A vacation home can be a great investment from both a financial and recreational standpoint. And with tax day at hand, it's a good time to consider some of the tax implications and benefits of owning a second home, if you're thinking of taking the plunge in the next year or so.

Many people don't realize that a second residence can qualify for the mortgage interest deduction, same as your primary home. You can write off all the mortgage interest on up to $1.1 million in loans used to purchase and improve the two homes.

This includes first and second mortgages, refinancing, home equity lines of credit, etc. - as long as they're secured by one of the two properties and you used the money to buy, repair, add on to or renovate the properties, you can deduct it, provided you stay below the total of $1.1 million for the two homes combined. To qualify for the full amount, at least $100,000 needs to be in loans for property improvements - a maximum of $1 million may be used for acquisition.

You can also deduct your property taxes on a vacation home as well. In fact, if you're fortunate enough to own more than two homes, you can deduct property taxes on all of them. But the mortgage interest exemption is limited to two properties.

Rental income - taxable or no?

Many owners of vacation homes like to rent the property out for at least part of the year to help defray the costs. In fact, you can rent it out for up to 14 days a year and not pay taxes on the income. In fact, you don't even have to list it on your tax return.

Rent it out for 15 days or more and you have to declare the revenue on your taxes. However, that also allows you to deduct part of your expenses for things like repairs, insurance and utilities. You need to pro-rate the share of expenses based on the ratio of time you used the property versus how long it was rented. Don't include any time the property stands vacant during the year.

Let's say you own a cottage on Lake Michigan that you close down for the winter. During the warm months, you use it for a total of eight weeks, including occasional use in the spring and fall, and rent it out for eight weeks during the summer. You can deduct half of your expenses, since the time the property is actually used is equally divided between personal use and rentals.

Residence or investment property?

Your deductions for expenses, though, are limited to the amount of rental income you actually take in. However, if you use your vacation home less than 14 days a year (or one-tenth the number of days you rent it out, whichever is greater), its considered an investment property and you can deduct the full prorated amount.

The downside, however, is that if your vacation home is considered an investment property, you can't take the mortgage interest deduction on it. So you need to figure out which is more important to you.

Although you can deduct the mortgage interest paid on a vacation home, you don't get the capital gains exclusion when you sell, unlike your primary residence, on which you're allowed to keep up to $500,000 in gains tax-free.

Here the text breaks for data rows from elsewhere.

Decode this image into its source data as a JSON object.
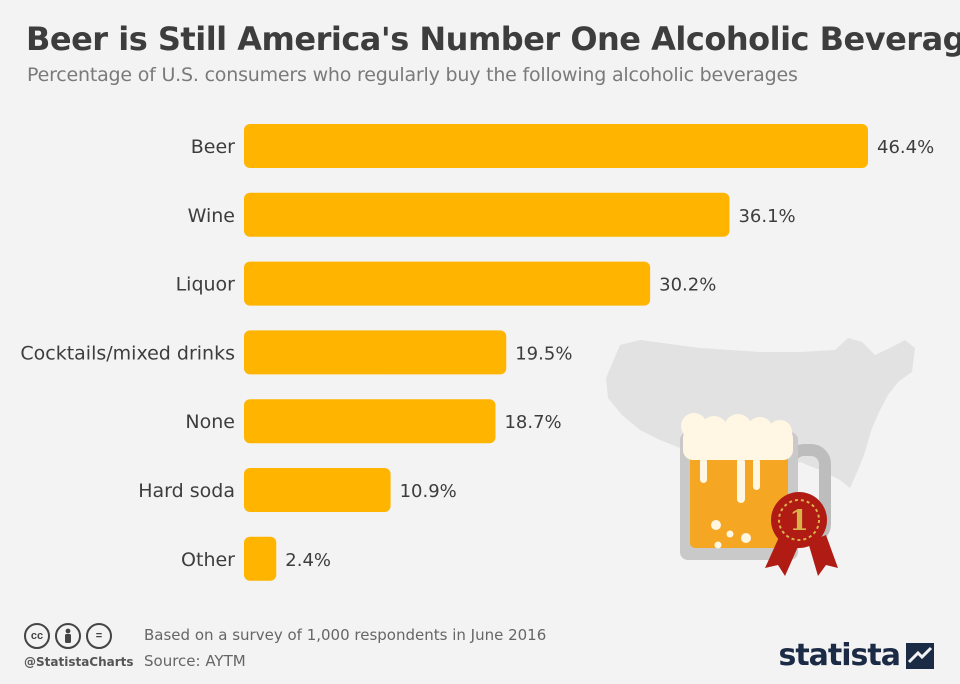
{
  "chart_data": {
    "type": "bar",
    "orientation": "horizontal",
    "title": "Beer is Still America's Number One Alcoholic Beverage",
    "subtitle": "Percentage of U.S. consumers who regularly buy the following alcoholic beverages",
    "categories": [
      "Beer",
      "Wine",
      "Liquor",
      "Cocktails/mixed drinks",
      "None",
      "Hard soda",
      "Other"
    ],
    "values": [
      46.4,
      36.1,
      30.2,
      19.5,
      18.7,
      10.9,
      2.4
    ],
    "value_labels": [
      "46.4%",
      "36.1%",
      "30.2%",
      "19.5%",
      "18.7%",
      "10.9%",
      "2.4%"
    ],
    "unit": "%",
    "grid": false,
    "bar_color": "#ffb400"
  },
  "footer": {
    "note": "Based on a survey of 1,000 respondents in June 2016",
    "source": "Source: AYTM",
    "handle": "@StatistaCharts",
    "cc_icons": [
      "cc",
      "by",
      "="
    ],
    "brand": "statista"
  },
  "illustration": {
    "icons": [
      "usa-map-icon",
      "beer-mug-icon",
      "award-ribbon-icon"
    ],
    "badge_number": "1"
  },
  "colors": {
    "background": "#f3f3f3",
    "bar": "#ffb400",
    "text": "#3d3d3d",
    "map": "#e2e2e2",
    "ribbon": "#b01c14",
    "brand": "#1b2b46"
  }
}
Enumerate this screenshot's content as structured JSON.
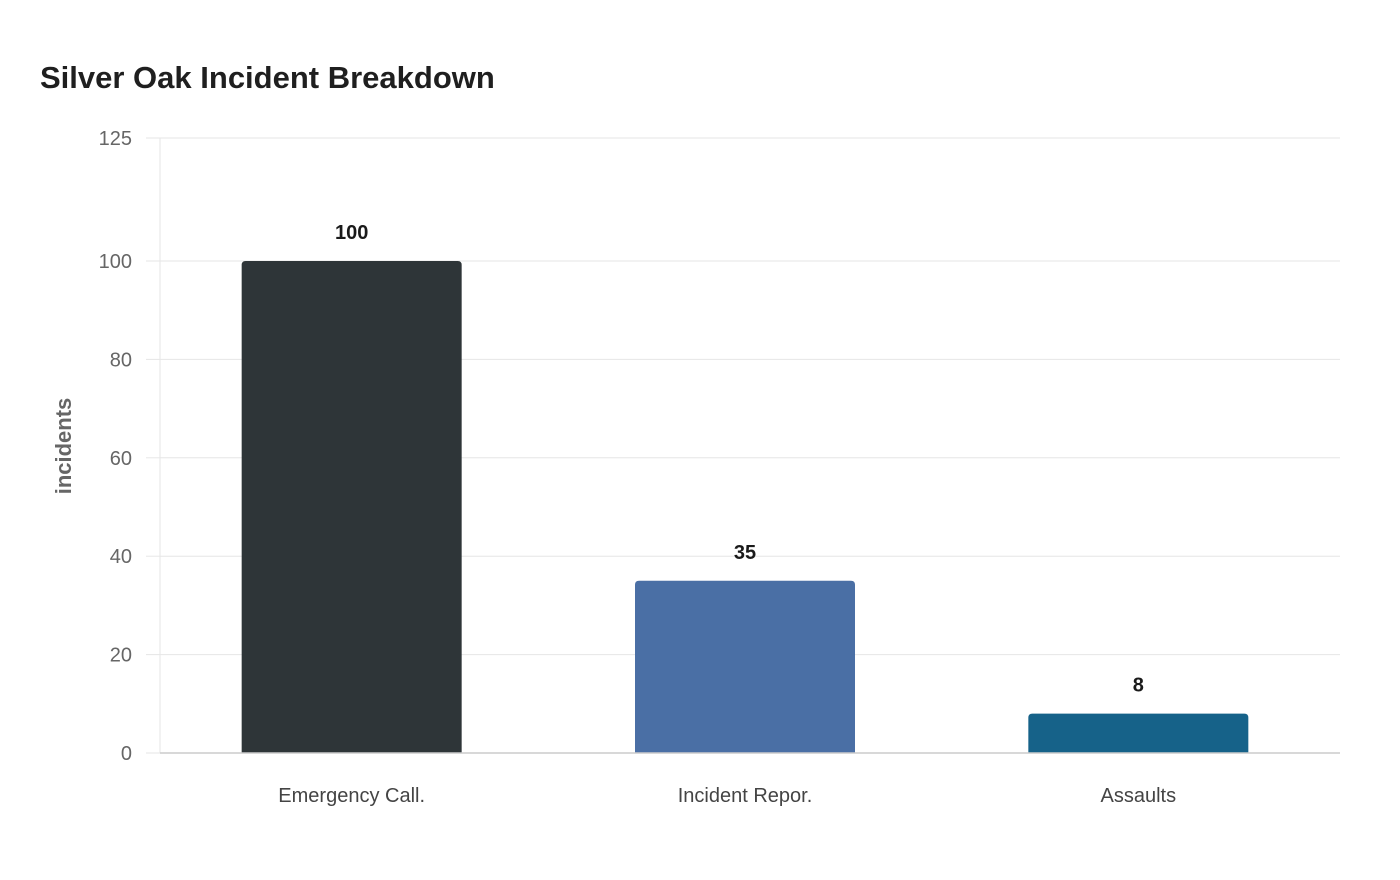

Retiring to your second home?

It used to be that you could get around this by selling your primary home and moving into the vacation home, then selling the vacation property two years later, the minimum required to establish residence. Many retirees found this an attractive option.

However, the law was changed in 2008 so that you can only exempt the gains on a pro-rated portion corresponding to how long you used the home as a primary residence. So if you owned it as a vacation home for eight years, moved in full-time for two and sold it at a gain of $100,000 over what you paid, you could exclude $20,000 in capital gains (one-fifth) from the sale.

Tax laws can have certain wrinkles that pop up for homeowners in specific situations, so, as always, consult with a tax professional before making any investment decisions regarding a second home.